On-premises edge servers are often used to analyze video in video analytics implementations (for example, from AWS or Azure). A typical edge server can handle dozens of video streams, such as those from construction cameras, and each stream has its specialized pattern (see Figure 1). Edge computing is used in video analytics applications for the following reasons. 1) Edge deployments are typical in places where the uplink network to the cloud is prohibitively expensive for sending continuous video streams, such as on oil rigs with expensive satellite networks or in cars smart with data-limited cellular networks. 2) There are failures in the network links outside the peripheral sites. Edge Compute ensures that data is not lost in the event of a cloud outage and disruptions are avoided. 3) Videos often contain sensitive and personal information that users do not want uploaded to the cloud (for example, many cities in the EU legally require traffic videos to be processed onsite). Therefore, it is better to run both inference and recycling on the edge compute device rather than relying on the cloud for network cost and video privacy. Cloud-based solutions are slower and less accurate than edge deployments with conventional bandwidths.

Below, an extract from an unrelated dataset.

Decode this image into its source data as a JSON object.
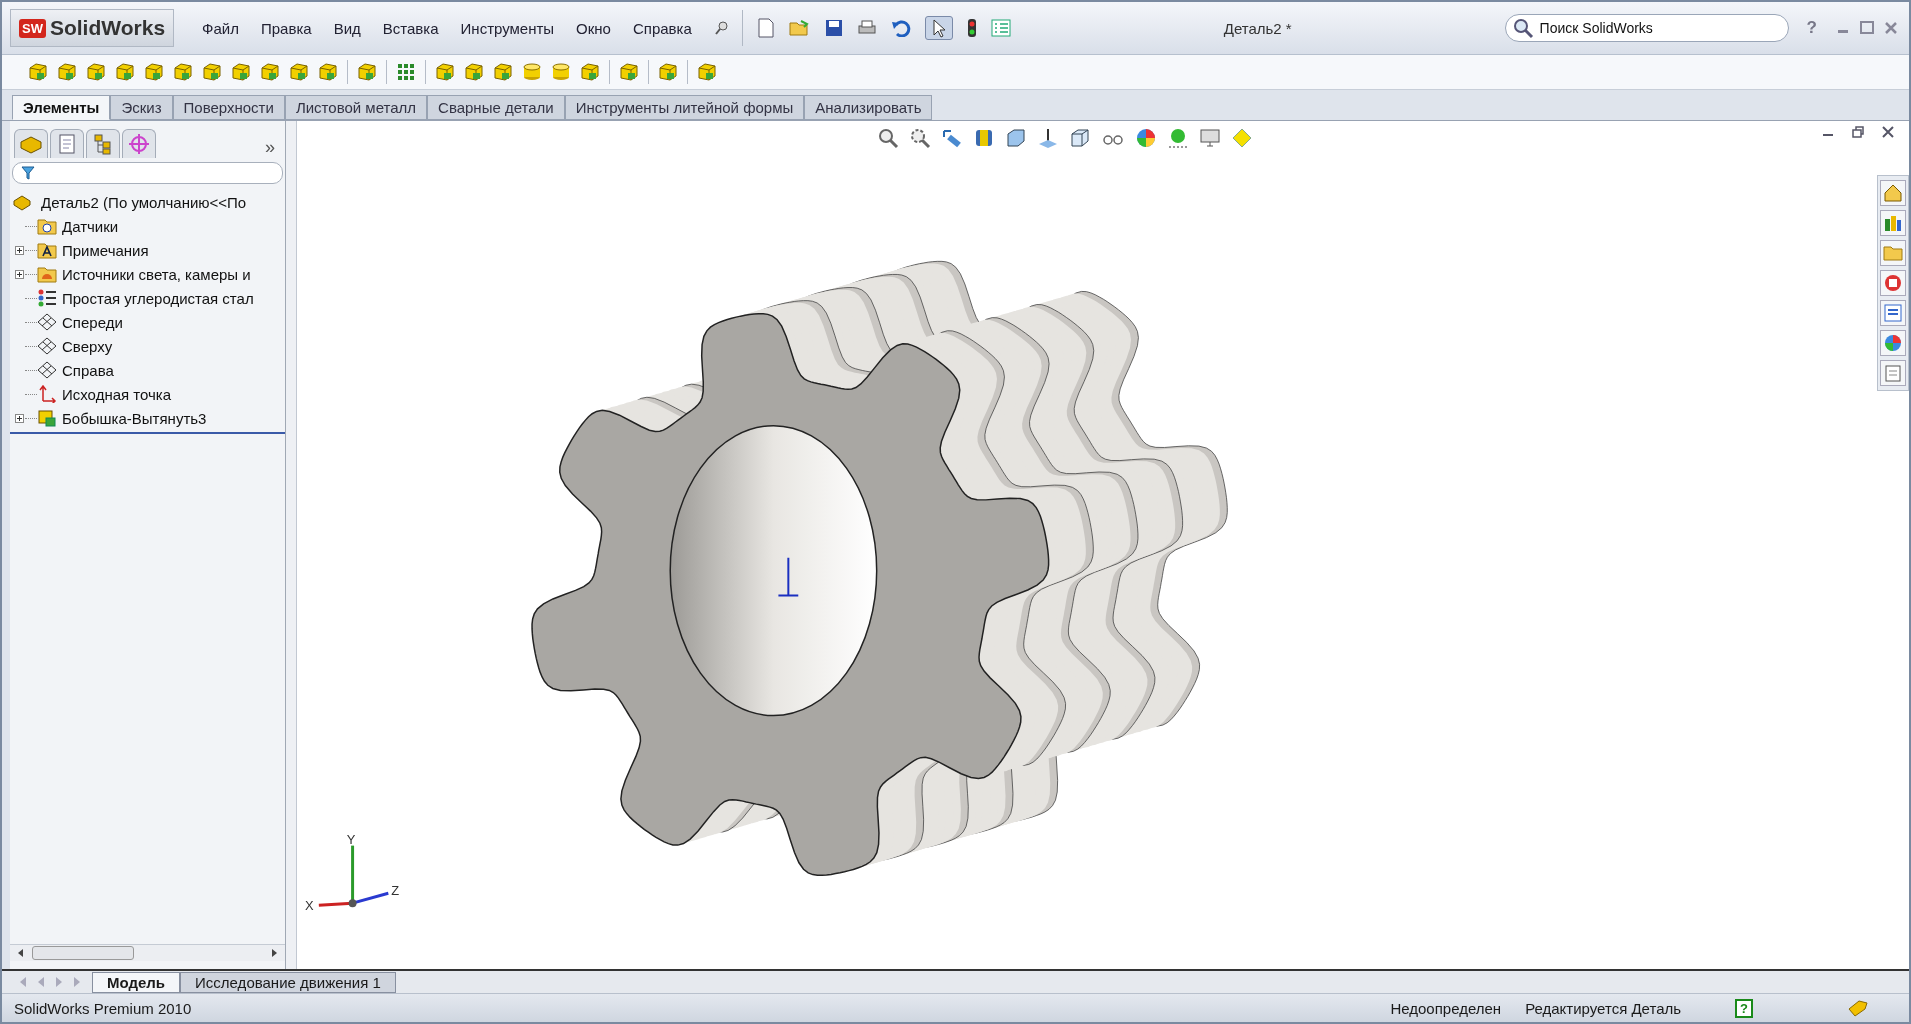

So far so good, but data drift is the villain of the story! This is a phenomenon where real-time field data differs significantly from training data. Continuous model retraining – Continuous learning is a promising strategy to deal with data drift. Even though some previous information is retained, the edge DNNs are progressively recycled on new video samples. Continuous learning techniques regularly recycle DNNs; the time between two relearnings is called “relearning window”, and a sample of the data accumulated during each window is used for relearning. This continuous learning helps compressed models maintain their high accuracy.
Ekya is a solution for data drift on edge computing boxes. On limited peripheral resources, continuing education requires making informed decisions about when to retrain the model of each video stream, how many resources to allocate, and what configurations to use. Making these choices brings two difficulties. First, the decision space of multidimensional configurations and resource allocations is computationally more complex than multidimensional knapsack and multi-armed bandits, two fundamentally difficult problems. As a result, a thief scheduler is devised, a technique that makes joint recycling and inference scheduling practical. Second, the planner requires the actual performance of the model (in terms of resource usage and inference accuracy), which requires retraining for all configurations. Our micro-profiler solves this problem by retraining only a few selected designs on a bit of data. The components of Ekya are shown in Figure 5.
Ekya’s performance is evaluated, and here are the significant results: 1) In classification and detection, Ekya achieves up to 29% improved accuracy for compressed vision models compared to static retraining baselines. It would take four additional GPU resources to reach Ekya’s accuracy for the baseline. 2) Ekya’s gains are mainly due to micro-profiling and the thief planner. The micro-profiler, in particular, estimates accuracy with low median errors of 5.8%. 3) When choosing 10 video streams across 8 GPUs with 18 configurations per model for a 200 second recycle window, the thief scheduler produces decisions in 9.4 seconds. 4) Ekya provides significantly higher accuracy without the network costs than alternative methods, such as reusing cached historical models trained on similar data/scenarios and recycling models in the cloud.